The real magic of the festival, though, was in the stories that got passed down from year to year. Like the time the mayor’s goat, Gus, broke loose and devoured an entire table of honeysuckle-flavored saltwater taffy before anyone was able to catch him. Or when the local firefighters won first place in the baking competition with a honeysuckle-flavored chili that sounded awful but somehow tasted amazing.

“Lolly loved that festival. She was the heart of it,” Bea said with a fond smile. “She always insisted The Salty Spoon entered a float in the parade. She said it was good for business, but I think she just loved the attention. Every year she’d have a trail of men following her float, hoping for a smile.”

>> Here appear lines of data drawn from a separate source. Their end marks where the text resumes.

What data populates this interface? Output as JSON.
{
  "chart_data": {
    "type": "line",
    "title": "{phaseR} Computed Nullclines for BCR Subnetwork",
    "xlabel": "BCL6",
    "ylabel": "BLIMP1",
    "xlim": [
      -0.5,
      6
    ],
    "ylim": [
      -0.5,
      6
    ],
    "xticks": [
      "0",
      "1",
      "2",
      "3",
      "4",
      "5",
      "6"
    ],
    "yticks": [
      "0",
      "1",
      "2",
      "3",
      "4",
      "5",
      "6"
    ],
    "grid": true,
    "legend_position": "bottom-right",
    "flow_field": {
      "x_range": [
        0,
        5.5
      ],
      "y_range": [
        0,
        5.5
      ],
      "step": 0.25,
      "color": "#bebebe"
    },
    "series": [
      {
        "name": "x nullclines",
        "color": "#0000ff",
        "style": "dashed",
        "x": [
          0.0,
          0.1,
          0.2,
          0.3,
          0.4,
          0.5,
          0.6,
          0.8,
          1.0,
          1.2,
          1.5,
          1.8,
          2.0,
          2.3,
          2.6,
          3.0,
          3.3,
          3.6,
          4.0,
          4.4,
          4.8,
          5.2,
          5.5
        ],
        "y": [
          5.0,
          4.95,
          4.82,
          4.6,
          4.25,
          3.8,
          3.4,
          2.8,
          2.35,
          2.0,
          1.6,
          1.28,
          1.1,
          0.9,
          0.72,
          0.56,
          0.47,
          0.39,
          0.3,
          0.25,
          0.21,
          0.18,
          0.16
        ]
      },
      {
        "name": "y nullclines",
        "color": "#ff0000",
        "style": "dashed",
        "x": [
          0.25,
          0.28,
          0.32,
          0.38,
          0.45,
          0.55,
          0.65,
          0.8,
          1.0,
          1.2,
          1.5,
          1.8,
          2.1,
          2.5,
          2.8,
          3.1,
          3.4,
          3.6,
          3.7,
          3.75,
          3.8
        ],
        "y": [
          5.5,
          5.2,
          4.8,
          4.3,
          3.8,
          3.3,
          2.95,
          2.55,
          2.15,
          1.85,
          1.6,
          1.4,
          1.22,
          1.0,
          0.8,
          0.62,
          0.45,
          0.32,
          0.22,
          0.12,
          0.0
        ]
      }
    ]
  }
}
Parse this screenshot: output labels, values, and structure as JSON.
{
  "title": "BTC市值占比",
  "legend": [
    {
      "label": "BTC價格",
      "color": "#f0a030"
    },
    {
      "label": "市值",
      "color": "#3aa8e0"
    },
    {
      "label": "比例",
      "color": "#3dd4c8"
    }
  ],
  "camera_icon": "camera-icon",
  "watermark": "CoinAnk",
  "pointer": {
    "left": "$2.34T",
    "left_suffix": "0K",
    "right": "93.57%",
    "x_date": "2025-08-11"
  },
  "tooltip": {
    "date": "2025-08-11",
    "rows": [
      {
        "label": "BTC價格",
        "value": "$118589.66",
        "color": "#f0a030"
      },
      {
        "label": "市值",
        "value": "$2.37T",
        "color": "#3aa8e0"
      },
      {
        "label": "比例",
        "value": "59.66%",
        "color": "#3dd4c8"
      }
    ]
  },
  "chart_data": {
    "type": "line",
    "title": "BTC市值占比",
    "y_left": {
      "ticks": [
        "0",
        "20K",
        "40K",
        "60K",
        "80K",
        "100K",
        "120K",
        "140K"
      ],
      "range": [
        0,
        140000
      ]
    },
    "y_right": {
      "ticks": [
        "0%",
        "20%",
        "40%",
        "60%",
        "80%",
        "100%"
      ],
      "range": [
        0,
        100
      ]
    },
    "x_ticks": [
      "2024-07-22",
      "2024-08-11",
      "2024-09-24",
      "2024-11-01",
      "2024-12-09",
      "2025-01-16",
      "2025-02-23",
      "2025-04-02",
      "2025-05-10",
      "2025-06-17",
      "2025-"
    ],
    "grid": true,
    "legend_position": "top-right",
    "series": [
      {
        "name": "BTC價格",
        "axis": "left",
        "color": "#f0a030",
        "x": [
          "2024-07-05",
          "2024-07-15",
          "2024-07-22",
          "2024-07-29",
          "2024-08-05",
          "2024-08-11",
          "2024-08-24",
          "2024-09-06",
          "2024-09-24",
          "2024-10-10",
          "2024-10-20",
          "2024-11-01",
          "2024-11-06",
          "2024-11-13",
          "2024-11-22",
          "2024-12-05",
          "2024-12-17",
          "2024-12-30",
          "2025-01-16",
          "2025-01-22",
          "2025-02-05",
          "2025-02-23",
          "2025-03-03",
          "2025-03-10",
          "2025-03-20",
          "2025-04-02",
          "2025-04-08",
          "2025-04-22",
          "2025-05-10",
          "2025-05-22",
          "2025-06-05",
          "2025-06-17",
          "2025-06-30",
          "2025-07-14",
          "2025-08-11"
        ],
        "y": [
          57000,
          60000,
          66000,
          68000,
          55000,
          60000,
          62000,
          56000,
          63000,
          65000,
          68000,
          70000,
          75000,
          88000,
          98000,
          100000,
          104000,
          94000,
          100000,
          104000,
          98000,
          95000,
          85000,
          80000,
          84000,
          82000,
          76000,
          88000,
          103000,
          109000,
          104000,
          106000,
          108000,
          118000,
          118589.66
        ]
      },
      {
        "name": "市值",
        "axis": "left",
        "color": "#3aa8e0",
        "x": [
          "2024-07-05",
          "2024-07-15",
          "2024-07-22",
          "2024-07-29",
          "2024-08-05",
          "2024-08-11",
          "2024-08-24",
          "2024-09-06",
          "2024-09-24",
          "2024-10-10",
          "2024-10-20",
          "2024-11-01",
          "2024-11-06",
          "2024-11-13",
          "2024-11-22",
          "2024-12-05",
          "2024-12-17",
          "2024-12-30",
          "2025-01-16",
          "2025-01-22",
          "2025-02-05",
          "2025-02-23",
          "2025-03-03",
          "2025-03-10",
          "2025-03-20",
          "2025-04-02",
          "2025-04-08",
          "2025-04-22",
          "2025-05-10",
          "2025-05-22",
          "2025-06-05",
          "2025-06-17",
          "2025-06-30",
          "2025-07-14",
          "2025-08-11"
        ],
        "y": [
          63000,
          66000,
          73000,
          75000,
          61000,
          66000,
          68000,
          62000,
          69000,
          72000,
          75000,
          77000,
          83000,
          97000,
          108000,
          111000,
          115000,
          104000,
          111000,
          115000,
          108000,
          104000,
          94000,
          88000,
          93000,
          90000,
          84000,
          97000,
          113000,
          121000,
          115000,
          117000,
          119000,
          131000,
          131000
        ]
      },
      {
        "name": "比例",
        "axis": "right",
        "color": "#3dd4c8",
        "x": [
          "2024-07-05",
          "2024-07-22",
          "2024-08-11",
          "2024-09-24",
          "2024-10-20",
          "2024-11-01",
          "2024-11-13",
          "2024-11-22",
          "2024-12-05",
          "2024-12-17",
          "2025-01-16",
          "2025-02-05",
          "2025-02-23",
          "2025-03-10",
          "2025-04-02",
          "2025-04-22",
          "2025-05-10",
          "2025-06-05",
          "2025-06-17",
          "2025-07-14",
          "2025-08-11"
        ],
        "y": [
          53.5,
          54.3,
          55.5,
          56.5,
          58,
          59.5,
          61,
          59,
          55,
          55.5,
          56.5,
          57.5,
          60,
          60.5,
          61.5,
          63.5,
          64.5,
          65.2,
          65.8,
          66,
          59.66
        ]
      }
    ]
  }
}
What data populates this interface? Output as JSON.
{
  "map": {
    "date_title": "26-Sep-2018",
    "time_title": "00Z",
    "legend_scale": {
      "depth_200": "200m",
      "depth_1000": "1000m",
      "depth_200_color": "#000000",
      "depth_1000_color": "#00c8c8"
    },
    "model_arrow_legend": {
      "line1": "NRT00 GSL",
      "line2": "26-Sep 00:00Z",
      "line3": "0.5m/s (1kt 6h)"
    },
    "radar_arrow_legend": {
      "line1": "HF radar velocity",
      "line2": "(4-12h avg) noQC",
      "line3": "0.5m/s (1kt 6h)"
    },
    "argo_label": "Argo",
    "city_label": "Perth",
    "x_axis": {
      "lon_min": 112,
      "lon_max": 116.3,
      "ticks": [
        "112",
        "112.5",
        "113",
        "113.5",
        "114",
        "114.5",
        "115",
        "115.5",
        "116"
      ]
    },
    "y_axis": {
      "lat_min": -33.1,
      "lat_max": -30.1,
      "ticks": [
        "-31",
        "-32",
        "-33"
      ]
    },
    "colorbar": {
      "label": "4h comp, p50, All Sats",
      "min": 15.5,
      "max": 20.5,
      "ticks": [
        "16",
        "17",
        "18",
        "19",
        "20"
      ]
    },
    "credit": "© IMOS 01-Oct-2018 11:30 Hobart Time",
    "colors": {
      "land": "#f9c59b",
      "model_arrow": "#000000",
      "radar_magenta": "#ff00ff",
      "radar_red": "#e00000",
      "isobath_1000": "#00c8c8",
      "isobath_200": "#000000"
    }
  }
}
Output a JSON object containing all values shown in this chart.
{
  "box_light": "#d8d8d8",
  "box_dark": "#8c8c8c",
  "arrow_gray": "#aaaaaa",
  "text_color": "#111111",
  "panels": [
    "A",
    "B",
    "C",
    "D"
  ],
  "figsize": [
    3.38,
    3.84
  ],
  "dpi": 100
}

The image made Cora smile too. She could easily picture a younger Lolly, glamorous and full of life, waving from her float while the whole town watched.

Winston cleared his throat, bringing everyone back to the present. “Yes, well, the point is, we haven’t planned a float this year. And given the circumstances ...” He trailed off, leaving the unspokenit might be our last chancehanging in the air.

The mood shifted, the lightness of earlier fading quickly.

Cora straightened, pushing aside thoughts of almost-kisses and grandmothers who were anything but embarrassing. “You’re right. We should do it. For Lolly.”

Everyone agreed, and Aggie pulled out her notepad. “So, what should our theme be? We don’t have a lot of time to pull something together, but we can use my old truck.”

“Ooh, how about Beach Bingo?” Bea suggested. “We could wear vintage swimwear.”

Jack raised an eyebrow. “You want to see the Sunrise bridge club in wool bikinis?”

Bea laughed. “Okay, maybe not the swimsuits. But let’s do something beachy. Lolly loved the ocean.”

“True,” Aggie said. “Remember when she tried to teach that seagull to dance the cha-cha?”

Cora blinked, sure she had misheard. “I’m sorry, what?”

Winston chuckled. “That’s right. She found an injured seagull on the boardwalk and wanted to nurse it back to health.”

“Did it work?” Jack asked, every bit as bewildered as Cora.